The isopods began to harden themselves, the sheen across their shells turning unnatural, like a layer of force pressed into the ridges. Enhanced small rounds started glancing off more often. Heavy hits still bit, but slower.
"That isn't mana as we know it," Siren quickly reported, his eyes fixed on the trailing shells. A thickening layer, which looked applied rather than organic, was forming as a sheen crept across them.
A slight turn from Maelara carried the question like a blade testing an edge. "Then what is it?"
"Adjacent," Siren said. "Old, the way the goblins used to work their hexes. It runs on sacrifice."

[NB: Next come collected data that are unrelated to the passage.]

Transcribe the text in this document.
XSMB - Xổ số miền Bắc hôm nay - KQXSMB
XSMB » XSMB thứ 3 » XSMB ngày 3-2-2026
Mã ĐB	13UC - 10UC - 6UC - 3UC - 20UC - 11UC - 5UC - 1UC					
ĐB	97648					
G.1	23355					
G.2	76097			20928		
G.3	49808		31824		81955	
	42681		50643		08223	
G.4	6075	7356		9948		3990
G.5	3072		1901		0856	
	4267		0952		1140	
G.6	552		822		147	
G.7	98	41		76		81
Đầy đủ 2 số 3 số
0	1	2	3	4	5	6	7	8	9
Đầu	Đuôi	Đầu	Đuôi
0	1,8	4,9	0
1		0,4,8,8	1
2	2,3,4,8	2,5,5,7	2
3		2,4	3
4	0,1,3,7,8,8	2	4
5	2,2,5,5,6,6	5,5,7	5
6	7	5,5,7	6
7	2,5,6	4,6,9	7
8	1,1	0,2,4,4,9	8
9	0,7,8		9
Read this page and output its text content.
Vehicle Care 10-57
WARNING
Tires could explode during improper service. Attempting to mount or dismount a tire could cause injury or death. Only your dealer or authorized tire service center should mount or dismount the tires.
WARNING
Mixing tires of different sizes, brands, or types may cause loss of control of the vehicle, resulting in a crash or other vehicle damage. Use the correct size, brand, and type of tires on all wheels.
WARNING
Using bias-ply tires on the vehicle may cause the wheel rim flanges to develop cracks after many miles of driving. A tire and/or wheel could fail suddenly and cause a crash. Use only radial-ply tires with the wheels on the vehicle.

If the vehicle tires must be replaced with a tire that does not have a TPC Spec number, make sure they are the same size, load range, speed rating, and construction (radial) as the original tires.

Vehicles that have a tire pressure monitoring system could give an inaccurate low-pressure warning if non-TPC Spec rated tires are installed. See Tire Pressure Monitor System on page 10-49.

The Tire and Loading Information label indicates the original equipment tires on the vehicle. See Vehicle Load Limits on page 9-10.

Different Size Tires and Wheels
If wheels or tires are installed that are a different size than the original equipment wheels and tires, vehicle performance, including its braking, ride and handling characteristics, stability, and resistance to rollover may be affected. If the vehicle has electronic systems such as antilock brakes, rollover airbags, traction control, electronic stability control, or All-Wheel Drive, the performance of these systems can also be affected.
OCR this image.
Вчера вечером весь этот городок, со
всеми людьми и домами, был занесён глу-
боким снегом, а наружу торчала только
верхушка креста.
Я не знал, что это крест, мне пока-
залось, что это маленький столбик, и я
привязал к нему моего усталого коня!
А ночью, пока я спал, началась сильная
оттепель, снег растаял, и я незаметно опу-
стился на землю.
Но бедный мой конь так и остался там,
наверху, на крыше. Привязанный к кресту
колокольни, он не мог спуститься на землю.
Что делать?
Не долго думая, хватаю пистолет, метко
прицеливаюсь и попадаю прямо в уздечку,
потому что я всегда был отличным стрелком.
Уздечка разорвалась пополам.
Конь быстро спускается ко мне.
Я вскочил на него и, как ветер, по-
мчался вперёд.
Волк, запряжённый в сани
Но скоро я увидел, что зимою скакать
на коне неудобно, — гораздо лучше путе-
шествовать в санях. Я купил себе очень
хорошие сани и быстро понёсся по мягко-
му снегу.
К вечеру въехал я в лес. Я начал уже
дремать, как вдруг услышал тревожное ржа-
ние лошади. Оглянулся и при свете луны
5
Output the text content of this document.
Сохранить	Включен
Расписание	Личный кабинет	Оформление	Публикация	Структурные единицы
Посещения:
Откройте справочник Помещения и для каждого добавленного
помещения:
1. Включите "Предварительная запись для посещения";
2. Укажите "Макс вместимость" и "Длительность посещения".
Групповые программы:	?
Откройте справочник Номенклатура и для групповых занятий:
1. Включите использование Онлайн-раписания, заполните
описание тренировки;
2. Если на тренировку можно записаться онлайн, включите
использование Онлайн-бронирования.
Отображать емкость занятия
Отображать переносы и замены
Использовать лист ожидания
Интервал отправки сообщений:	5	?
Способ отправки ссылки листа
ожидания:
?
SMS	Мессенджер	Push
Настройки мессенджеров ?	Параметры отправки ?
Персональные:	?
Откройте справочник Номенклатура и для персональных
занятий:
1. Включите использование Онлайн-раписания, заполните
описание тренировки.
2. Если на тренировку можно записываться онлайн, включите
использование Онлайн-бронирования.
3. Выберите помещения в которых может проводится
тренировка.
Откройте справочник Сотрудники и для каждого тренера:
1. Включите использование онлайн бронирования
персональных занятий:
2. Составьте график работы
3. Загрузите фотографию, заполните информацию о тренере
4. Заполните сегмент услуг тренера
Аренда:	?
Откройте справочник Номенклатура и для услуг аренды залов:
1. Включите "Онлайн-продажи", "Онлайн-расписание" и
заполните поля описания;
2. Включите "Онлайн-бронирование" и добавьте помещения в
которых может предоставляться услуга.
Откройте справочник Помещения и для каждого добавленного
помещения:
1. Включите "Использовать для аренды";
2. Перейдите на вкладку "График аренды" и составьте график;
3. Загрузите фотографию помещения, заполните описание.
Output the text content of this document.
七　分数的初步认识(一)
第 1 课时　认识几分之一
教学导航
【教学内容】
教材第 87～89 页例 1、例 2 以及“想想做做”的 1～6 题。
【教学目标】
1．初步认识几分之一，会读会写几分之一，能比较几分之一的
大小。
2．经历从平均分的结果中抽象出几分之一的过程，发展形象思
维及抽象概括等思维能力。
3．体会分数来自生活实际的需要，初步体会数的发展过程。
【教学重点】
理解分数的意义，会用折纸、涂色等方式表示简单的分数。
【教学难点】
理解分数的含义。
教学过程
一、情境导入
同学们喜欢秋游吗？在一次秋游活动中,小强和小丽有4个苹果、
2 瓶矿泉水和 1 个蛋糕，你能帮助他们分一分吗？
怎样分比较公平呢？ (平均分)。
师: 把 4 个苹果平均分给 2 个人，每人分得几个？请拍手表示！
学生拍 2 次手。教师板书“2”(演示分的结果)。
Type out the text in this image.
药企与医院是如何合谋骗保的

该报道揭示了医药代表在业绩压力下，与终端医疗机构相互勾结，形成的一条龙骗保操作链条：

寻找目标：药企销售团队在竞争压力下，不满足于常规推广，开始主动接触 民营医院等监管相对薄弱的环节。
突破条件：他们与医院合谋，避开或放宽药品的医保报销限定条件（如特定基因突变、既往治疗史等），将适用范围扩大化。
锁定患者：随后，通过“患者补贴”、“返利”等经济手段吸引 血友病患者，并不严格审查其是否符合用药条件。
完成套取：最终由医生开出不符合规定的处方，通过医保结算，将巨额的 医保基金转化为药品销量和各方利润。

Confusion tightened the set of Mizzien's face as his brow furrowed. "Sacrifice of what?"
Eyes fixed on the waterline, Siren answered, "Most often blood. It won't hold forever."
Boots struck chitin as Grifftin landed on another isopod, hands already working the seams, and two plates tore free in quick succession to open a raw channel down its side. Clinical timing followed from the ship, a shell finding the gap the moment it existed, and the creature folded and collapsed into the sea in a rolling surge of foam.
A shape surged up near the ship, closer than the others, and Siren stepped forward on instinct before catching himself, his body going briefly rigid with the urge to move. The rail won instead. A hand planted on it as if he were bracing for wind, and the gesture carried restraint sharp enough to cut.
Mizzien noticed the small tremor in Siren's fingers and looked away, letting the moment pass without commentary.
As the Nightshatter closed in, more bodies surfaced, forming an increasingly dense and tightly packed swarm around the center. At that point, the water's movement began to change. Deep below the surface, something massive shifted, and the sea surrounding the distant middle started to pull inward, as if a gravitational force were drawing the surface down into its hidden maw.